Why use a scalpel when a hammer will do?
The other part of the answer is to update national-security safeguards for the realities of China’s potential digital threats. The remit of the Committee on Foreign Investment in the US (CFIUS), a multi-agency body charged with screening deals that affect national security, should be expanded so that minority investments in AI, say, can be scrutinised as well as outright acquisitions. Worries about a supplier of critical components do not have to result in outright bans. Britain found a creative way to mitigate some of its China-related security concerns, by using an evaluation centre with the power to dig right down into every detail of the hardware and software of the systems that Huawei supplies for the telephone network.Set against these standards, Mr Trump falls short on every count. The Broadcom decision suggests that valid suspicion of Chinese technology is blurring into out-and-out protectionism. Broadcom is not even Chinese; the justification for blocking the deal was that it was likely to invest less in R&D than Qualcomm, letting China seize a lead in setting standards.

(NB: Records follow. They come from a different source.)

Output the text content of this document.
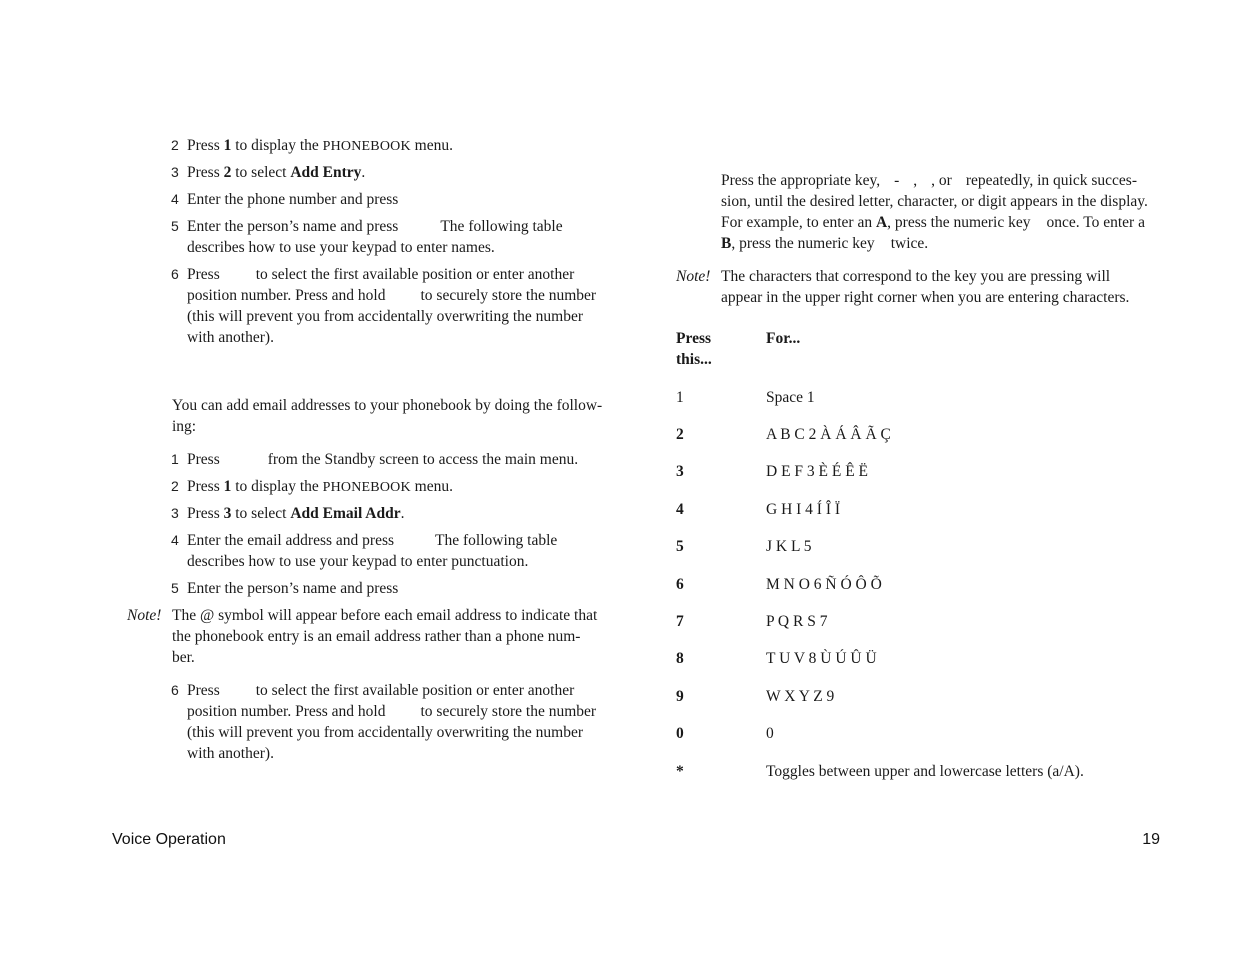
2 Press 1 to display the PHONEBOOK menu.
3 Press 2 to select Add Entry.
4 Enter the phone number and press
5 Enter the person’s name and press	The following table
describes how to use your keypad to enter names.
6 Press to select the first available position or enter another
position number. Press and hold to securely store the number
(this will prevent you from accidentally overwriting the number
with another).
You can add email addresses to your phonebook by doing the follow-
ing:
1 Press	from the Standby screen to access the main menu.
2 Press 1 to display the PHONEBOOK menu.
3 Press 3 to select Add Email Addr.
4 Enter the email address and press	The following table
describes how to use your keypad to enter punctuation.
5 Enter the person’s name and press
Note! The @ symbol will appear before each email address to indicate that
the phonebook entry is an email address rather than a phone num-
ber.
6 Press to select the first available position or enter another
position number. Press and hold to securely store the number
(this will prevent you from accidentally overwriting the number
with another).
Press the appropriate key, - , , or repeatedly, in quick succes-
sion, until the desired letter, character, or digit appears in the display.
For example, to enter an A, press the numeric key once. To enter a
B, press the numeric key twice.
Note! The characters that correspond to the key you are pressing will
appear in the upper right corner when you are entering characters.
Press
this...
For...
1	Space 1
2	A B C 2 À Á Â Ã Ç
3	D E F 3 È É Ê Ë
4	G H I 4 Í Î Ï
5	J K L 5
6	M N O 6 Ñ Ó Ô Õ
7	P Q R S 7
8	T U V 8 Ù Ú Û Ü
9	W X Y Z 9
0	0
*	Toggles between upper and lowercase letters (a/A).
Voice Operation	19
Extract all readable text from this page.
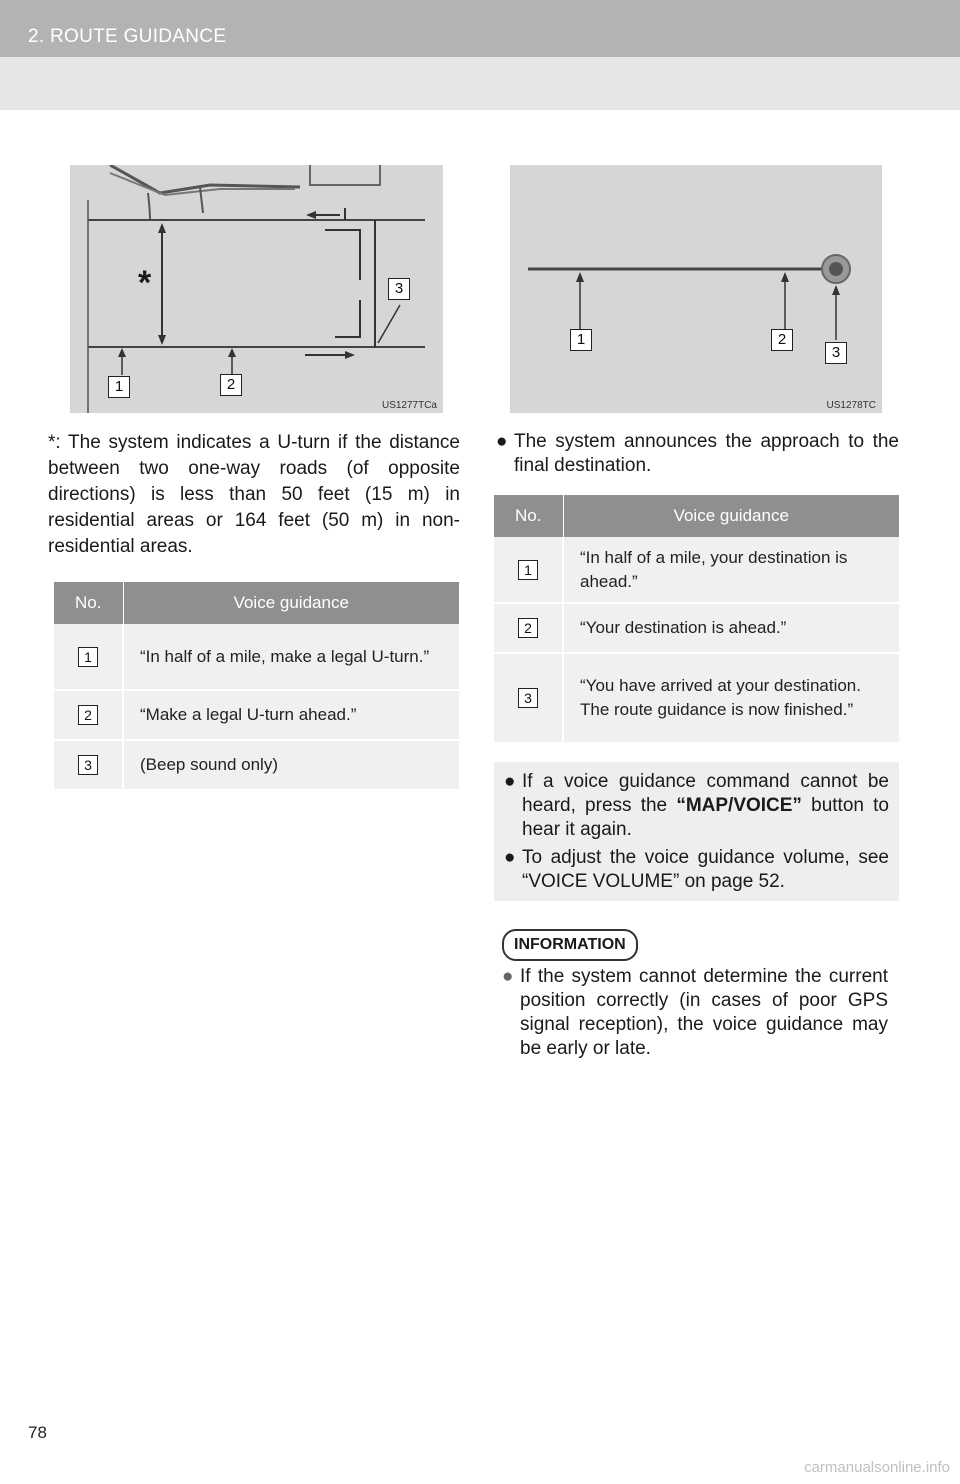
2. ROUTE GUIDANCE
*
1	2
3
US1277TCa
1	2
3
US1278TC
*: The system indicates a U-turn if the distance between two one-way roads (of opposite directions) is less than 50 feet (15 m) in residential areas or 164 feet (50 m) in non-residential areas.
No.	Voice guidance
1	“In half of a mile, make a legal U-turn.”
2	“Make a legal U-turn ahead.”
3	(Beep sound only)
● The system announces the approach to the final destination.
No.	Voice guidance
1	“In half of a mile, your destination is ahead.”
2	“Your destination is ahead.”
3	“You have arrived at your destination. The route guidance is now finished.”
● If a voice guidance command cannot be heard, press the “MAP/VOICE” button to hear it again.
● To adjust the voice guidance volume, see “VOICE VOLUME” on page 52.
INFORMATION
● If the system cannot determine the current position correctly (in cases of poor GPS signal reception), the voice guidance may be early or late.
78
carmanualsonline.info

Mr Trump has reportedly already rejected one plan for tariffs on China to compensate for forced technology transfer but only because the amounts were too small. Were America to impose duties on Chinese consumer electronics, for example, it would harm its own prosperity without doing anything for national security. An aggressively anti-China tack has the obvious risk of a trade tit-for-tat that would leave the world’s two largest economies both worse off and also more insecure.
Mr Trump’s approach is defined only by what he can do to stifle China, not by what he can do to improve America’s prospects. His record on that score is abysmal. America’s federal-government spending on R&D was 0.6% of GDP in 2015, a third of what it was in 1964. Yet the president’s budget proposal for 2019 includes a 42.3% cut in non-defence discretionary spending by 2028, which is where funding for scientific research sits. He has made it harder for skilled immigrants to get visas to enter America. He and some of his party treat scientific evidence with contempt—specifically the science which warns of the looming threat of climate change. America is right to worry about Chinese tech. But for America to turn its back on the things that made it great is no answer.